His jaw dropped. Like water from a shattered dam, the smugness vanished from his face.

“That’s not possible! His voice cracked as he muttered, “That’s… that’s not.” “It was you. You were solely to blame. “Observe her!” He pointed to his wife’s abdomen. “Does that look like my swimmers aren’t in the pool?”

Liza’s face turned as white as snow as her hand sprang to her stomach. She resembled a deer caught in headlights.

I whispered, “Your wife doesn’t seem to agree with you,” “I’m going to assume that your adorable children don’t resemble you in the slightest, Chris. Do you believe that they inherit their mother’s traits?

I’d obviously touched a nerve. Chris turned to scowl at Liza, his face burned redder than a ripe tomato.

“Babe,” she said in a tremulous murmur. It isn’t what you believe. I cherish you. I genuinely adore you.

I cocked my head, examining them both as though they were interesting species. “Yes, you do. Apparently, though, he is not the source of those babies. To be honest, I don’t blame you; it could have been easier to simply visit a sperm bank, but at least you managed to silence him about having children.”

The quiet was overwhelming. My ex’s swaggering confidence vanished, and he appeared like a young boy who had lost his mother in a busy store.

He mumbled, “The kids…” “My kids…”

“Whose kids?” I inquired politely and softly.

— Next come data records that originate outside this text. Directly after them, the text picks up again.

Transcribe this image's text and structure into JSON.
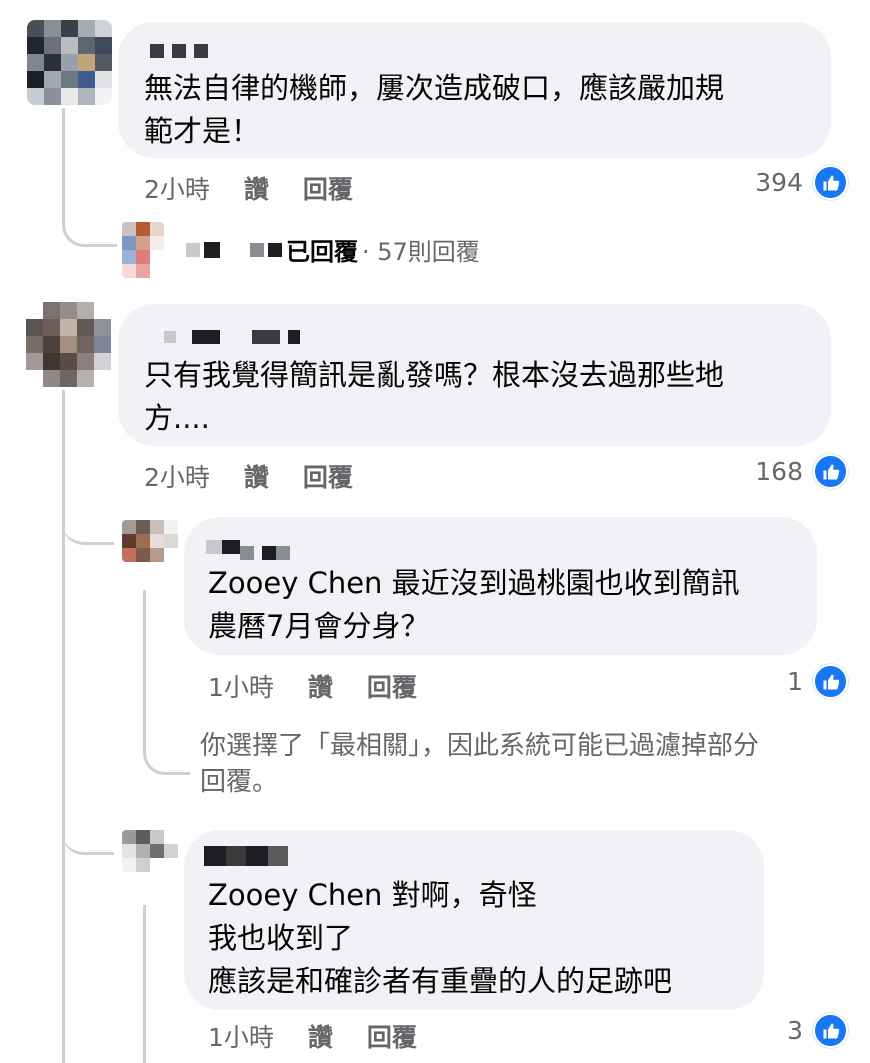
{
  "comments": [
    {
      "author_label": "■ ■ ■",
      "text": "無法自律的機師，屢次造成破口，應該嚴加規\n範才是！",
      "time": "2小時",
      "like_label": "讚",
      "reply_label": "回覆",
      "reaction_count": "394",
      "replies_summary": {
        "author_fragment": "已回覆",
        "count_text": "· 57則回覆"
      }
    },
    {
      "author_label": "",
      "text": "只有我覺得簡訊是亂發嗎？根本沒去過那些地\n方....",
      "time": "2小時",
      "like_label": "讚",
      "reply_label": "回覆",
      "reaction_count": "168",
      "replies": [
        {
          "author_label": "",
          "text": "Zooey Chen 最近沒到過桃園也收到簡訊\n農曆7月會分身？",
          "time": "1小時",
          "like_label": "讚",
          "reply_label": "回覆",
          "reaction_count": "1"
        },
        {
          "author_label": "",
          "text": "Zooey Chen 對啊，奇怪\n我也收到了\n應該是和確診者有重疊的人的足跡吧",
          "time": "1小時",
          "like_label": "讚",
          "reply_label": "回覆",
          "reaction_count": "3"
        }
      ],
      "filter_note": "你選擇了「最相關」，因此系統可能已過濾掉部分\n回覆。"
    }
  ],
  "colors": {
    "bubble": "#f0f2f5",
    "meta_text": "#65676b",
    "like_blue": "#1877f2",
    "thread_line": "#ccd0d5"
  },
  "icons": {
    "reaction": "thumbs-up-icon"
  }
}
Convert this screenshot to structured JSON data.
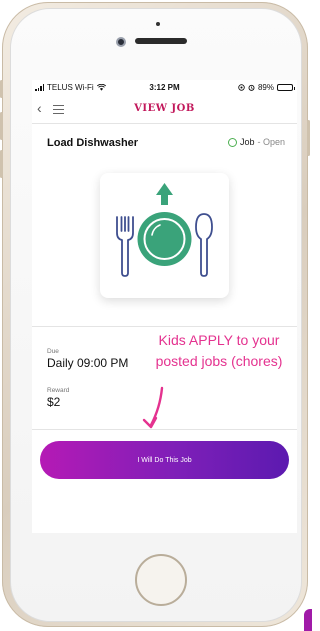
{
  "status_bar": {
    "carrier": "TELUS Wi-Fi",
    "time": "3:12 PM",
    "battery": "89%",
    "battery_level": 0.89
  },
  "nav": {
    "title": "VIEW JOB",
    "back_icon": "chevron-left-icon",
    "menu_icon": "hamburger-menu-icon"
  },
  "job": {
    "title": "Load Dishwasher",
    "status_label": "Job",
    "status_value": "- Open",
    "image_icon": "dish-upload-icon",
    "due_label": "Due",
    "due_value": "Daily 09:00 PM",
    "reward_label": "Reward",
    "reward_value": "$2"
  },
  "annotation": {
    "text": "Kids APPLY to your posted jobs (chores)"
  },
  "cta": {
    "label": "I Will Do This Job"
  },
  "colors": {
    "accent": "#c2185b",
    "annotation": "#e4328f",
    "plate": "#3aa37a",
    "cutlery": "#3f4f8f",
    "button_start": "#b51ab5",
    "button_end": "#5c1ab0",
    "status_open": "#4caf50"
  }
}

At that moment, Liza began to cry—those silent tears that appear when everything changes around you. Black streams of mascara trickled down her cheeks.

With an almost audible voice, he asked her, “How long?” “How long have you been lying to me?”

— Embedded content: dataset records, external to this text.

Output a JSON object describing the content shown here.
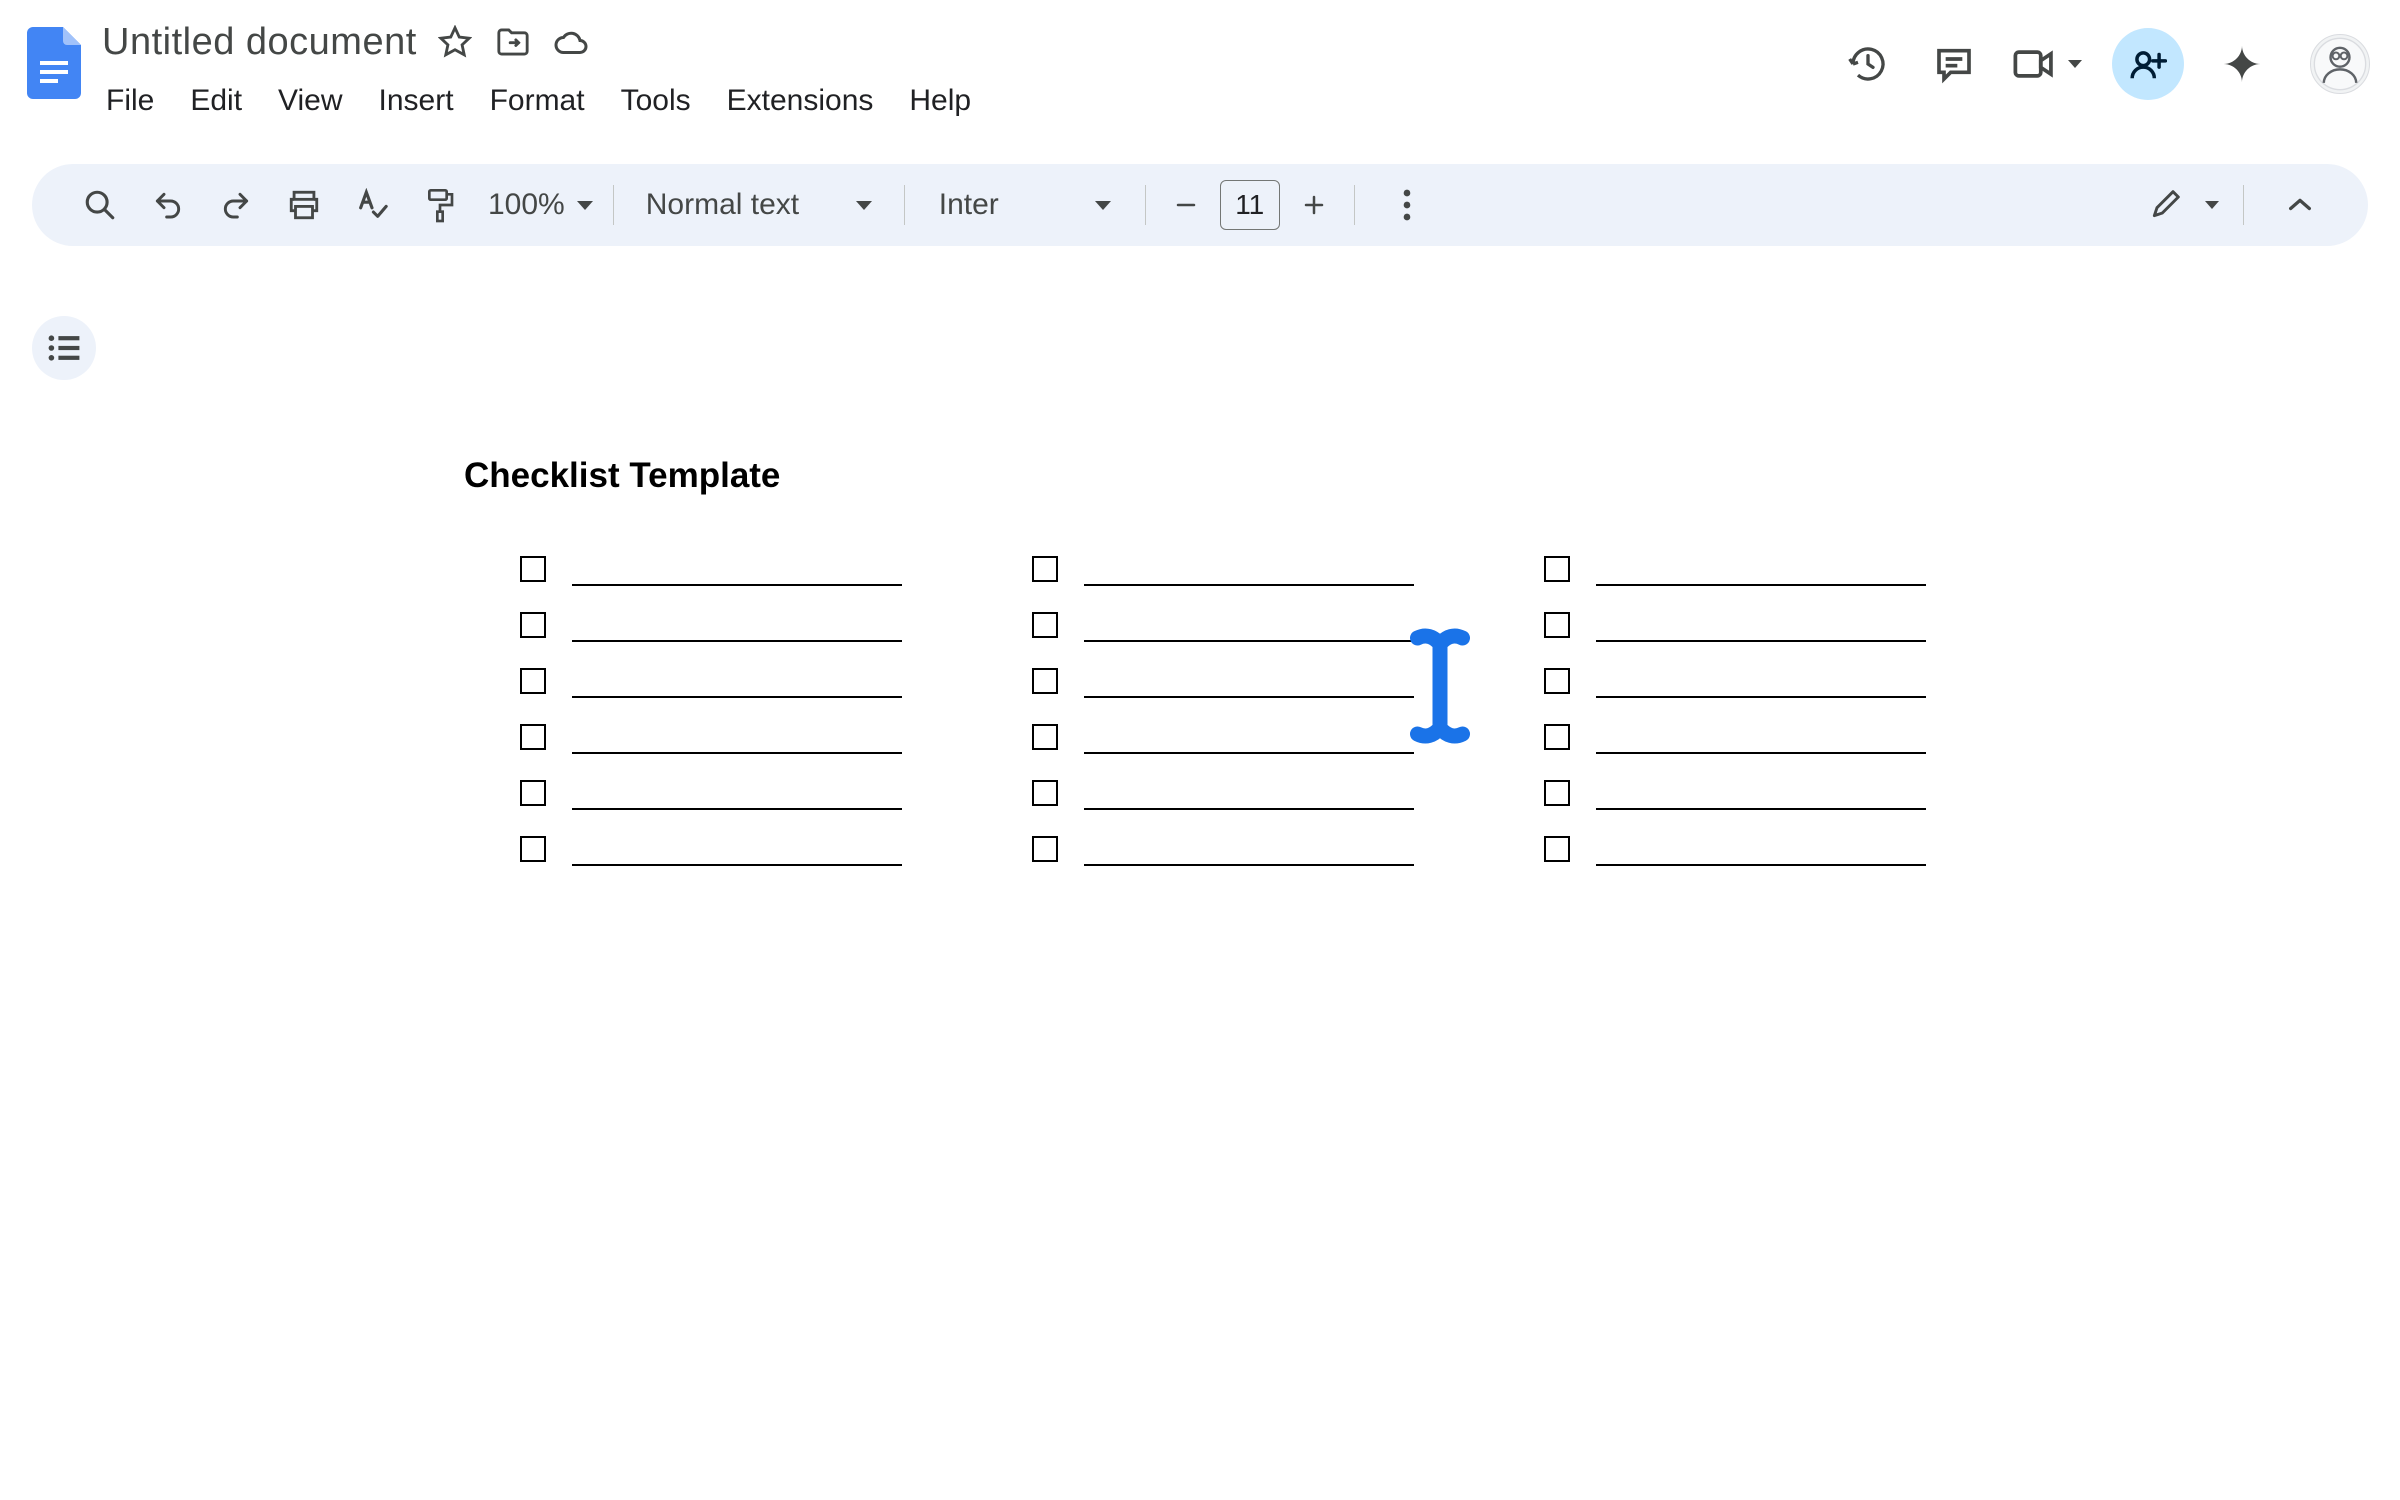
{
  "doc": {
    "title": "Untitled document",
    "heading": "Checklist Template"
  },
  "menu": {
    "file": "File",
    "edit": "Edit",
    "view": "View",
    "insert": "Insert",
    "format": "Format",
    "tools": "Tools",
    "extensions": "Extensions",
    "help": "Help"
  },
  "toolbar": {
    "zoom": "100%",
    "style": "Normal text",
    "font": "Inter",
    "font_size": "11"
  },
  "checklist": {
    "columns": 3,
    "rows_per_column": 6
  },
  "colors": {
    "toolbar_bg": "#edf2fa",
    "share_bg": "#c2e7ff",
    "accent": "#1a73e8",
    "doc_icon": "#4285f4"
  }
}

As if the world had timed it just, a nurse opened the door, pointed to me, and exclaimed: “Ma’am? Your first ultrasound is scheduled.

It was the ideal irony. My ex’s world fell apart like a house of cards, and here I was, finally getting to see my baby.

We left them in a stillness so oppressive it could shatter glass as we went together toward that door.

I didn’t turn around. Why would I?

After three weeks, I was folding little onesies when my phone buzzed.

My blood ran cold when I saw that the caller ID was Chris’s mother.

“Do you realize what you’ve done?” When I replied, Chris’s mother let out a cry. “He underwent paternity testing! He doesn’t have any of those kids! Not one! He’s divorcing that chick now! He has kicked her out while she is eight months pregnant.

I responded gently, “That sounds difficult,” as I looked at a small yellow sleeper with ducks on it.

“Hard? Everything was damaged by you! “He cherished those kids!”

“Well, if he’d gotten tested years ago instead of blaming me for his problems, he wouldn’t be in this situation, would he?” My voice was as quiet as still water as I answered. “Seems to me more like Chris just got a healthy dose of karma.”

“You’re evil,” she shot back. “You destroyed an innocent family.”

I blocked her number after hanging up. Then, with baby clothes and hope all about me, I sat in the nursery and laughed until my eyes welled up with tears.

I felt the familiar flutter of warmth as I rubbed my expanding stomach.

My darling. The child I’d longed for for years, and the indisputable evidence that I was never the issue.

Sometimes the most destructive weapon you have is the truth. Justice can sometimes speak in your voice and wear your face.

Living a good enough life that when your past tries to harm you, it ends up destroying itself is sometimes the best kind of retaliation.